You can make an even simpler version of this problem by casting it as a simple form of attention between words and cells in the grid, where the “values” in the attention are given by the identity matrix.

Lets call our sentence $Q$ with length $M$ and the linearized image $K$ with length $N = W \times H$ . If we compute $QK^{T} \in \mathbb{R}^{M \times N}$ , we have $M$ rows of correlation scores for each word to each of the $N$ cells in the grid. If have lots of examples of grids and annotations about where the goal state is for a corresponding sentence, we could sort of hope that $\sum_{Q} QK^T$ tells us which of the $N$ cells are likely to be the goal state (because they matched many of the words). For the same reasons above, this still fails to generalize.

Structural prior - factored attention

One possible solution is to enforce with a structural prior that the words are independent. A cell matches a sentence if both its color aspect matches the sentence and also its objectness aspect matches the sentence. This assumes that we have a disentangled representation, which we have in BabyAI, and we also know which components of a vector representation of a cell correspond to different aspects³. Then we could compute the attention separately for each aspect and multiply them together, which is the equivalent of imposing a logical AND.

\sum_Q QK_{\text{colors}}^T \odot QK_{\text{objects}}^T

This still fails to generalize.

Even though we’d hope that, for example, seeing “red” in a sentence along with red color indicates a very high probability of a match, the presence of “ball” in the sentence is a negative confounder. You’ll see this if you visualize the correlation between attribute embeddings and word embeddings. A simple way to fix this is to apply L1 regularization on the correlations during the optimization process. This penalizes weaker predictors in favor of stronger ones.

Correlation heatmaps

These correlation heatmaps also have a nice interpretation from a language perspective as well. Because language is grounded in shared experience, we expect that individual units of language refer to specific and independent parts of the world, regardless of whether or not correlations exist. For example, the word “sky” means the actual sky, and not blue, even though the sky is mostly blue, grey or black (or sometimes pink-orange). Similarly, “blue” doesn’t mean “sky” - lots of things can be blue. Ensuring that each word refers to only at most a few distinct concepts in the world is a kind of parisimonious prior and is more aligned with our intuitions on how language actually works. It also happens to have the property that it can enable significantly stronger compositional generalization as we demonstrate on the paper.

What’s next?

Goal identification is an interesting problem, but as pointed in both Qiu and our paper, it seems that in the limit of data, the Transformer architecture is able to figure this out. An interesting follow-up research question is exactly why this happens.

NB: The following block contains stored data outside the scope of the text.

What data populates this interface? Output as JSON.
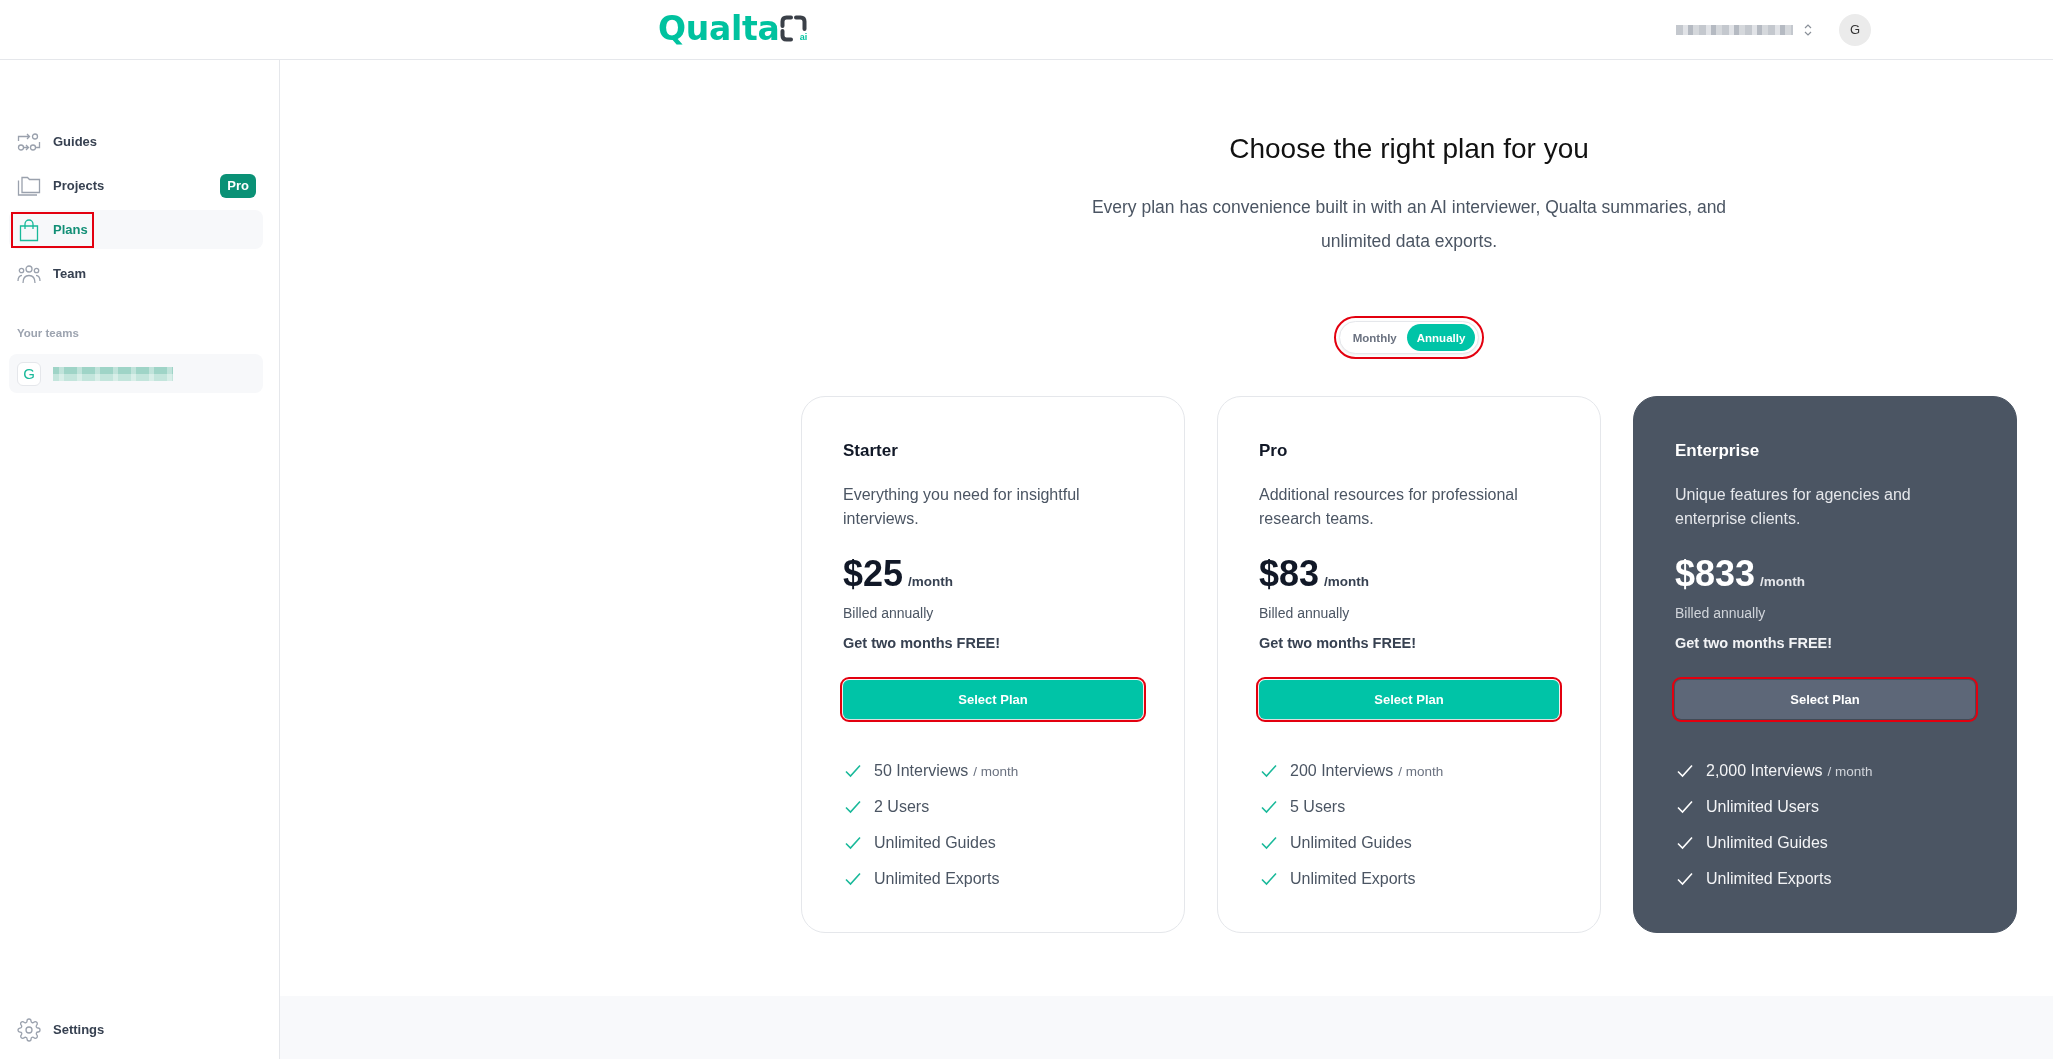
{
  "header": {
    "logo": {
      "text": "Qualta",
      "suffix": "ai"
    },
    "avatar": {
      "initial": "G"
    }
  },
  "sidebar": {
    "items": [
      {
        "label": "Guides",
        "selected": false,
        "highlighted": false
      },
      {
        "label": "Projects",
        "badge": "Pro",
        "selected": false,
        "highlighted": false
      },
      {
        "label": "Plans",
        "selected": true,
        "highlighted": true
      },
      {
        "label": "Team",
        "selected": false,
        "highlighted": false
      }
    ],
    "teams_heading": "Your teams",
    "teams": [
      {
        "initial": "G"
      }
    ],
    "settings": {
      "label": "Settings"
    }
  },
  "main": {
    "title": "Choose the right plan for you",
    "subtitle": "Every plan has convenience built in with an AI interviewer, Qualta summaries, and unlimited data exports.",
    "billing_toggle": {
      "highlighted": true,
      "options": [
        {
          "label": "Monthly",
          "selected": false
        },
        {
          "label": "Annually",
          "selected": true
        }
      ]
    },
    "plans": [
      {
        "kind": "standard",
        "name": "Starter",
        "description": "Everything you need for insightful interviews.",
        "price": "$25",
        "period": "/month",
        "billing_note": "Billed annually",
        "promo": "Get two months FREE!",
        "button": {
          "label": "Select Plan",
          "highlighted": true
        },
        "features": [
          {
            "text": "50 Interviews",
            "unit": "/ month"
          },
          {
            "text": "2 Users"
          },
          {
            "text": "Unlimited Guides"
          },
          {
            "text": "Unlimited Exports"
          }
        ]
      },
      {
        "kind": "standard",
        "name": "Pro",
        "description": "Additional resources for professional research teams.",
        "price": "$83",
        "period": "/month",
        "billing_note": "Billed annually",
        "promo": "Get two months FREE!",
        "button": {
          "label": "Select Plan",
          "highlighted": true
        },
        "features": [
          {
            "text": "200 Interviews",
            "unit": "/ month"
          },
          {
            "text": "5 Users"
          },
          {
            "text": "Unlimited Guides"
          },
          {
            "text": "Unlimited Exports"
          }
        ]
      },
      {
        "kind": "inverted",
        "name": "Enterprise",
        "description": "Unique features for agencies and enterprise clients.",
        "price": "$833",
        "period": "/month",
        "billing_note": "Billed annually",
        "promo": "Get two months FREE!",
        "button": {
          "label": "Select Plan",
          "highlighted": true
        },
        "features": [
          {
            "text": "2,000 Interviews",
            "unit": "/ month"
          },
          {
            "text": "Unlimited Users"
          },
          {
            "text": "Unlimited Guides"
          },
          {
            "text": "Unlimited Exports"
          }
        ]
      }
    ]
  }
}
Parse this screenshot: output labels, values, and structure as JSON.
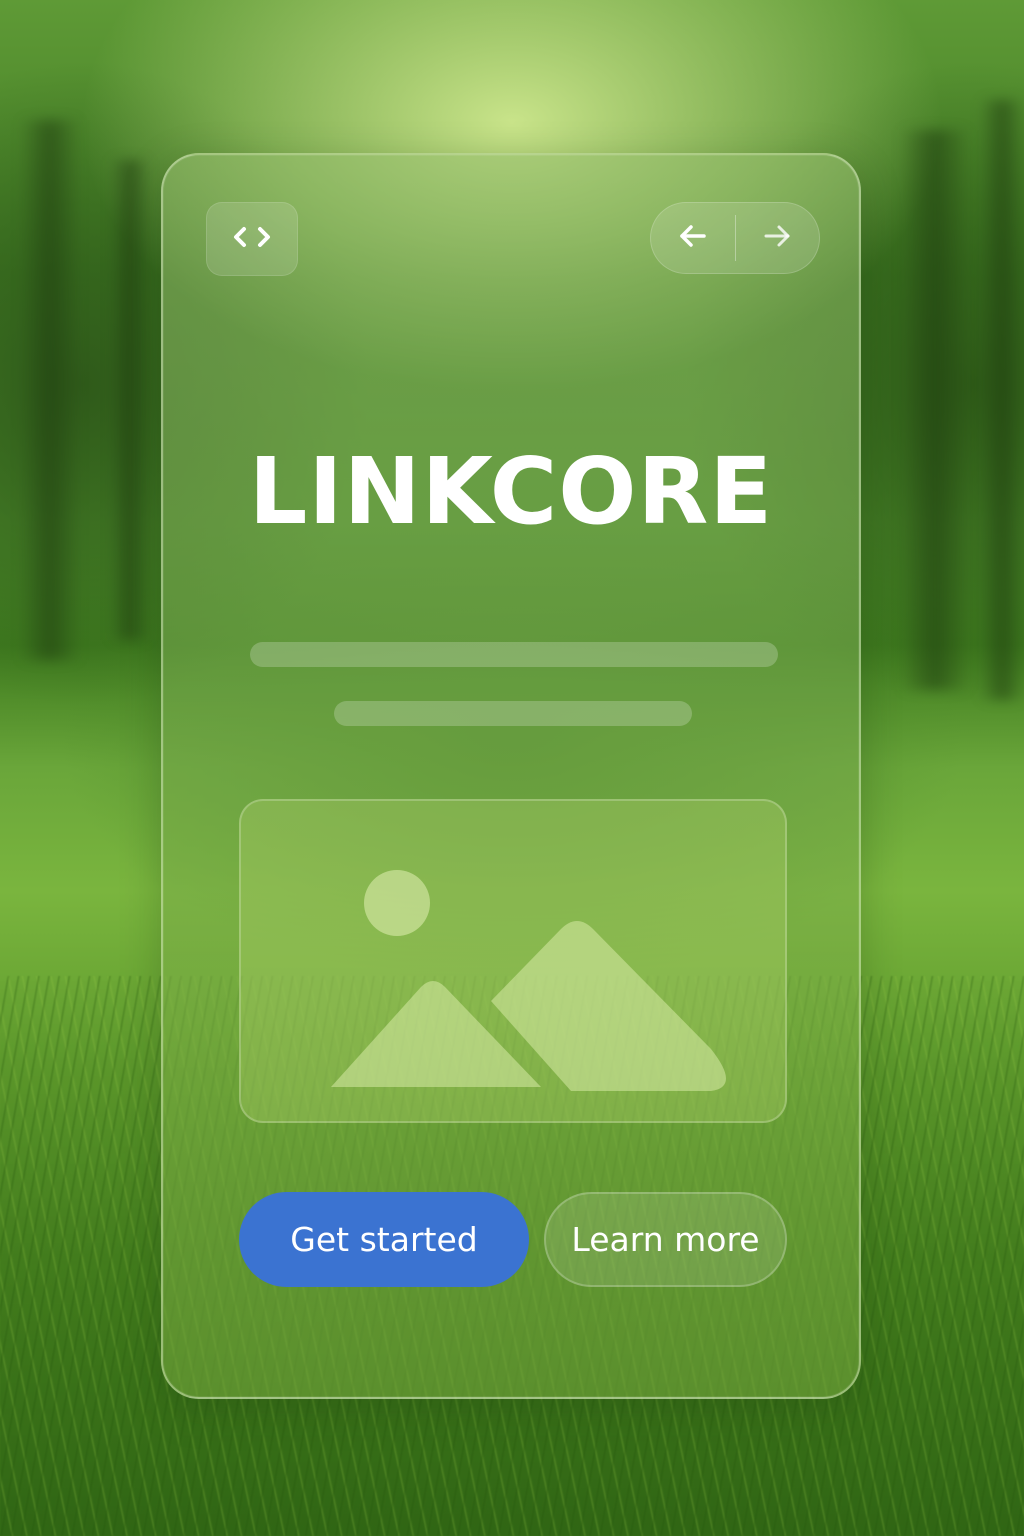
{
  "app": {
    "title": "LINKCORE"
  },
  "toolbar": {
    "code_icon": "code-icon",
    "back_icon": "arrow-left-icon",
    "forward_icon": "arrow-right-icon"
  },
  "hero": {
    "image_icon": "image-icon"
  },
  "actions": {
    "primary_label": "Get started",
    "secondary_label": "Learn more"
  },
  "colors": {
    "primary_button": "#3b73d1",
    "text": "#ffffff"
  }
}
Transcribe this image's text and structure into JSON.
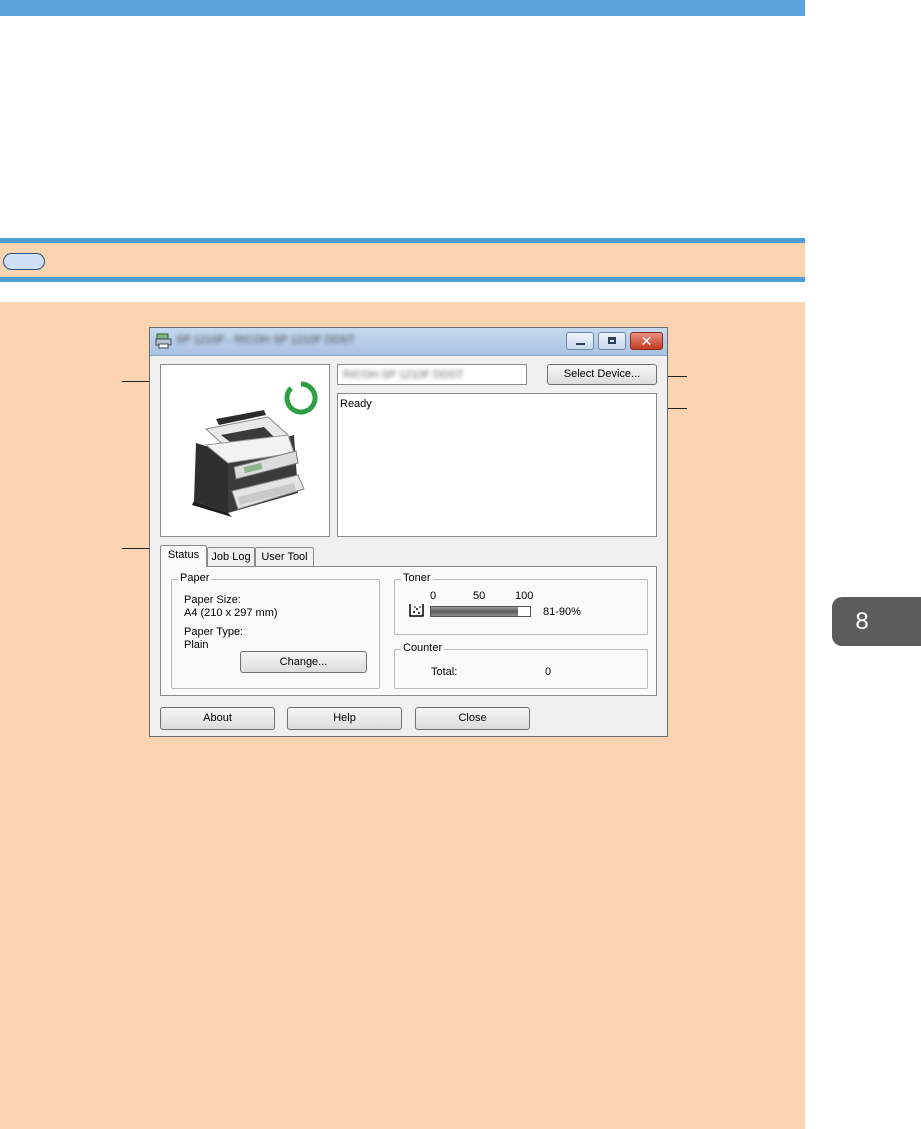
{
  "chapter": {
    "number": "8"
  },
  "window": {
    "title": "SP 1210F - RICOH SP 1210F DDST",
    "device_name": "RICOH SP 1210F DDST",
    "select_device_label": "Select Device...",
    "status_message": "Ready",
    "status_ring_color": "#2ea043",
    "tabs": [
      {
        "label": "Status",
        "selected": true
      },
      {
        "label": "Job Log",
        "selected": false
      },
      {
        "label": "User Tool",
        "selected": false
      }
    ],
    "paper": {
      "group_title": "Paper",
      "size_label": "Paper Size:",
      "size_value": "A4 (210 x 297 mm)",
      "type_label": "Paper Type:",
      "type_value": "Plain",
      "change_label": "Change..."
    },
    "toner": {
      "group_title": "Toner",
      "scale": [
        "0",
        "50",
        "100"
      ],
      "level_text": "81-90%",
      "level_fraction": 0.88
    },
    "counter": {
      "group_title": "Counter",
      "total_label": "Total:",
      "total_value": "0"
    },
    "buttons": {
      "about": "About",
      "help": "Help",
      "close": "Close"
    }
  }
}
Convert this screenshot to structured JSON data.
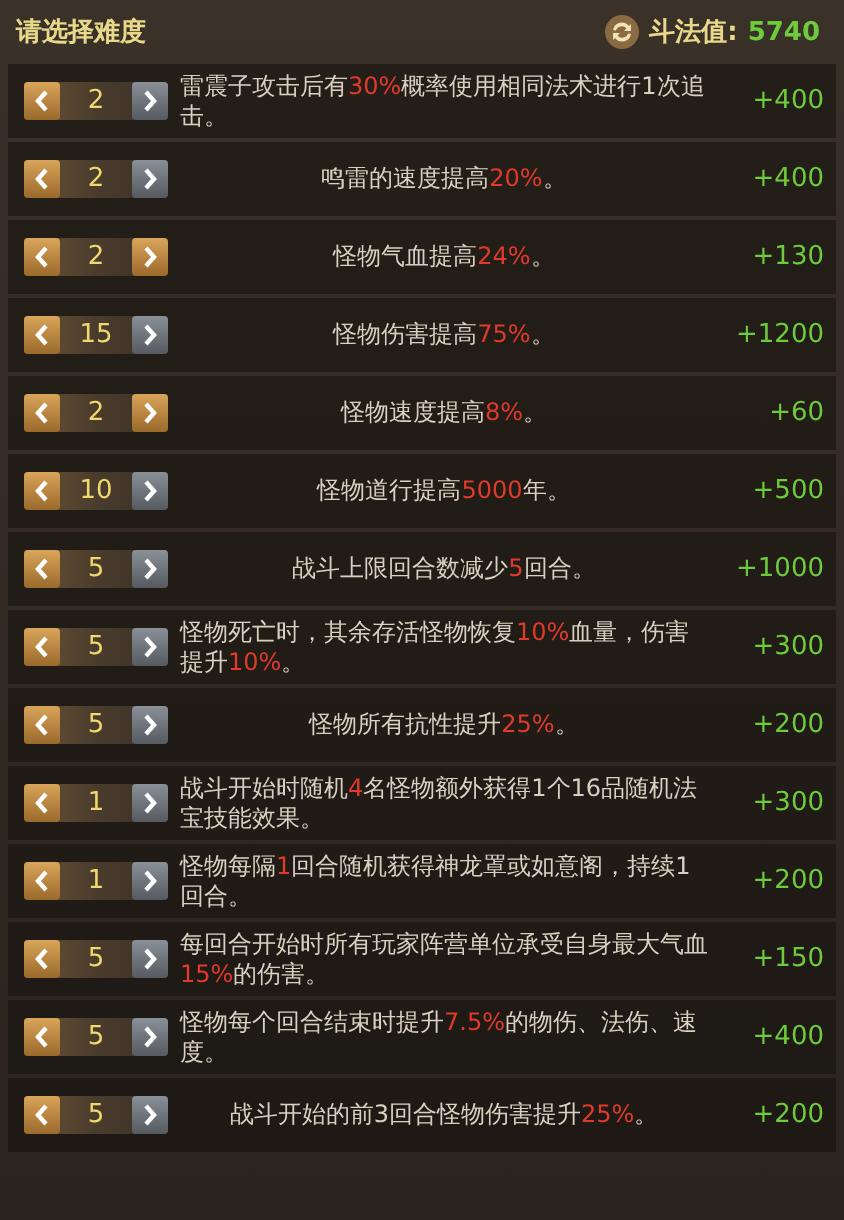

However there are still many problems are have not yet been solved via a general architecture. These are problems that exist particularly on the generative side, similar to the language generation problem given above. It is possible to solve them if we start making some assumptions about the data, or giving the network a few extra hints about the data and how tokens in unfamiliar contexts should be treated. Or perhaps the answer is a newer network architecture which is more robust to these sorts of challenges.

¹ This isn’t a particularly unreasonable assumption. It basically just assumes that the data is i.i.d, just like it is in most cases where machine learning is applied.

² That said, some models seem to do OK at this task! For example the Transformer model once you get enough data. This is similar to a result in Qiu et al.

³ We don’t have to assume that we know which aspect, just that the sub-slice of the vector corresponds to a different aspect.